We just finished validation on a three-slot concurrent architecture, three browser automation agents running in parallel on a single shared memory pool. The results landed us in an awkward middle ground: everything works perfectly, but we're 119 to 134 milliseconds over the latency ceiling we set for ourselves.
Here's what happened.
The Test and the Numbers
We ran 30 synthetic probe attempts split evenly across three concurrent slots, each hitting the same simple extraction workflow. All 30 succeeded. No timeouts, no failures, no resource exhaustion despite three simultaneous browser automation processes competing for 128GB of unified memory.

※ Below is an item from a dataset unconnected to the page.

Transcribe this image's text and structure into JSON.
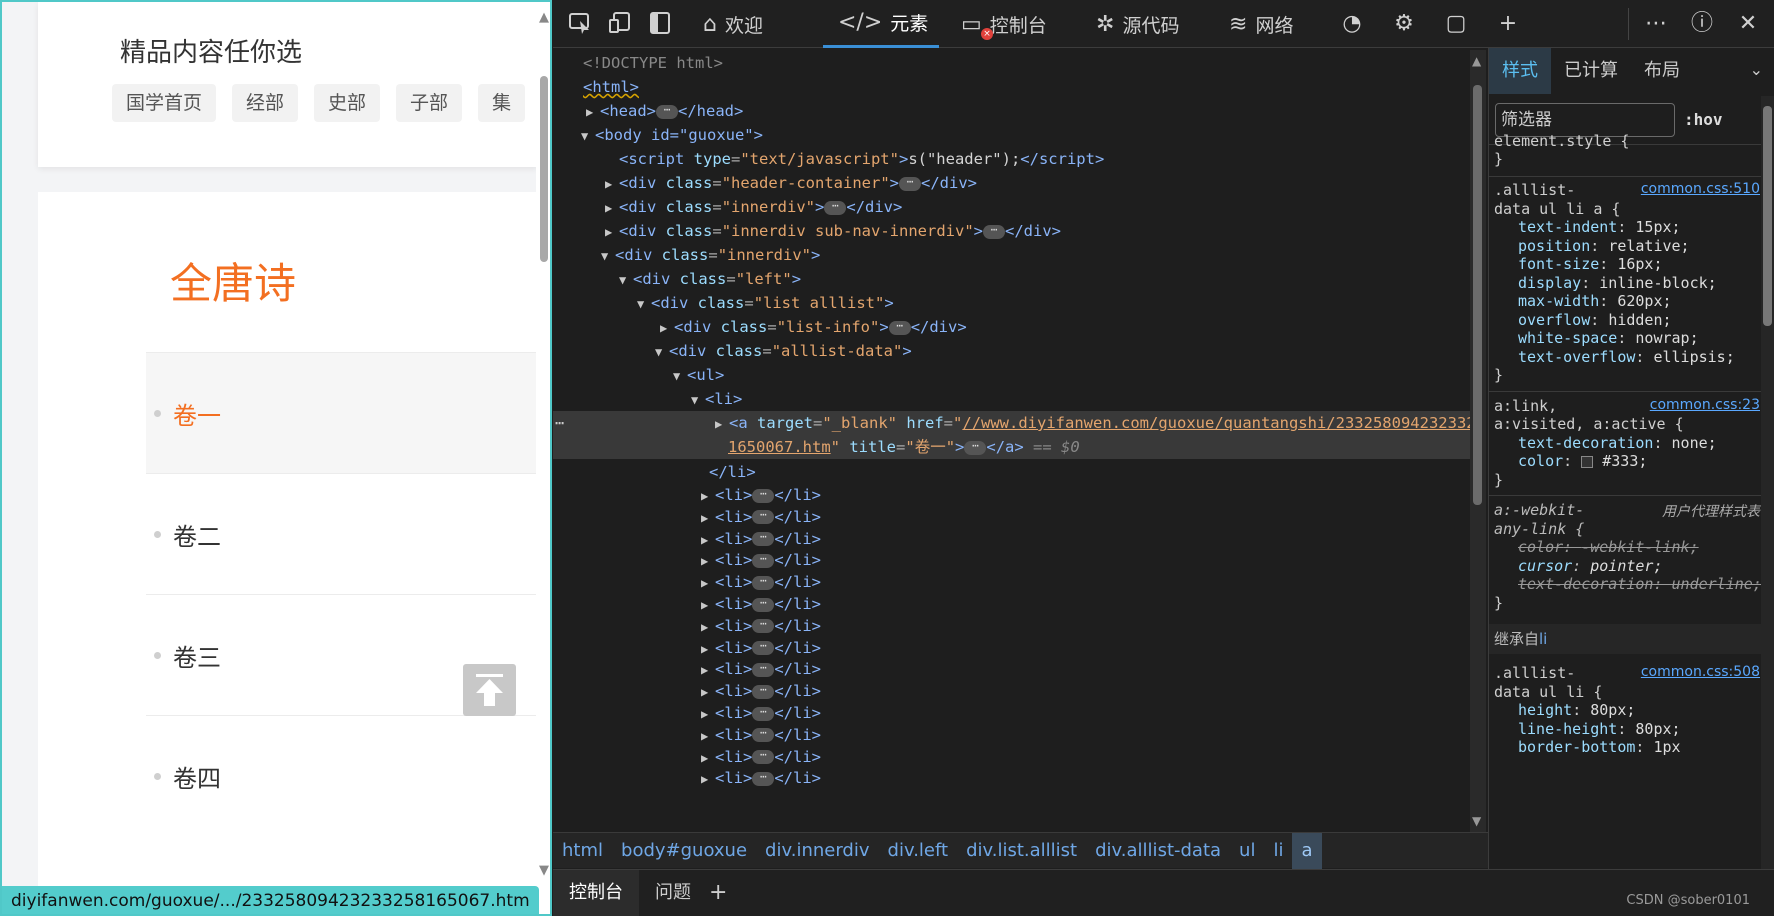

But here's where it gets tight. We'd set a latency gate at 3088ms for p95 performance (exactly 2.0× our single-agent baseline of 1544ms). The three slots came in at:
- conc-1: 3212ms (+124ms over gate, 3.9% overage)
- conc-2: 3207ms (+119ms over gate, 3.9% overage)
- conc-3: 3222ms (+134ms over gate, 4.3% overage)
All three exceeded the threshold. Marginally. Symmetrically.
The remarkable thing wasn't that we failed the gate, it was how fairly the slowdown distributed across all three slots.
Why the Symmetry Matters
Median latencies clustered in a 15ms spread (3146-3161ms). The p95 values scattered across another 15ms band (3207-3222ms). That tightness is a green flag for the architecture itself. If one slot starved while others performed well, that would signal a scheduling pathology, evidence that the concurrency model itself was broken. Instead, Ollama's parallelism distributed compute resources fairly across all three slots.
The degradation followed a clean, near-linear pattern:
- Single slot: 1544ms (baseline)
- Two slots: ~2215ms (1.43× degradation)
- Three slots: ~3214ms (2.08× degradation)
If the system were hitting a resource cliff, we'd expect super-linear scaling, something like 2.5× or worse for three slots. Instead, each additional concurrent slot added roughly 700ms of absolute latency, suggesting predictable behavior within the memory bandwidth constraints we're working with.
The Queue Dynamics Tell a Story
When we broke down attempt-level performance, the first attempts in each slot revealed queue entry timing:
- conc-1's first attempt: 1439ms (near baseline, entered inference first)
- conc-2's first attempt: 2570ms (queued behind conc-1)
- conc-3's first attempt: 3160ms (full concurrent load by the time it started)
After those initial attempts, all three slots locked into a stable 3100-3200ms steady state. The system reached equilibrium. No cascading degradation. No surprises on subsequent runs.
The Decision Point
We built the Phase 2 plan with a hard rule: "Proceed only if all thresholds pass over the 14-day trial." By strict interpretation, a 4% overage is a 4% overage, and we don't advance. But the plan also flags "observed-not-engineered" risks, a reminder that synthetic probes on example.com don't always predict real production behavior.
Three paths forward:
-
Accept the overage. Real HubSpot workflows spend 60-80% of their time waiting (network, page load), not running inference. If inference latency is only part of the overall task duration, the 4% slowdown might disappear into measurement noise in production.
-
Downscope to two slots. The 2-slot validation passed cleanly with ~1.43× degradation and substantial margin under threshold. Two agents still double single-agent throughput and eliminate the threshold risk.
-
Re-evaluate the threshold. The 2.0× multiplier was somewhat arbitrary. A 2.08× observed degradation might be acceptable depending on what the actual end-to-end user workflows require.
What We're Doing Next
We're running a hybrid approach: deploying two production slots immediately (low-risk, clean validation) while continuing to monitor three-slot performance with real HubSpot workflows instead of synthetic probes. Real 30k-token portal pages with network variability will show us whether this 4% latency difference matters at all.
The test did what it was supposed to, it surfaced a boundary case and forced an architectural decision. Sometimes passing cleanly is easier than being this close and having to decide whether close is good enough.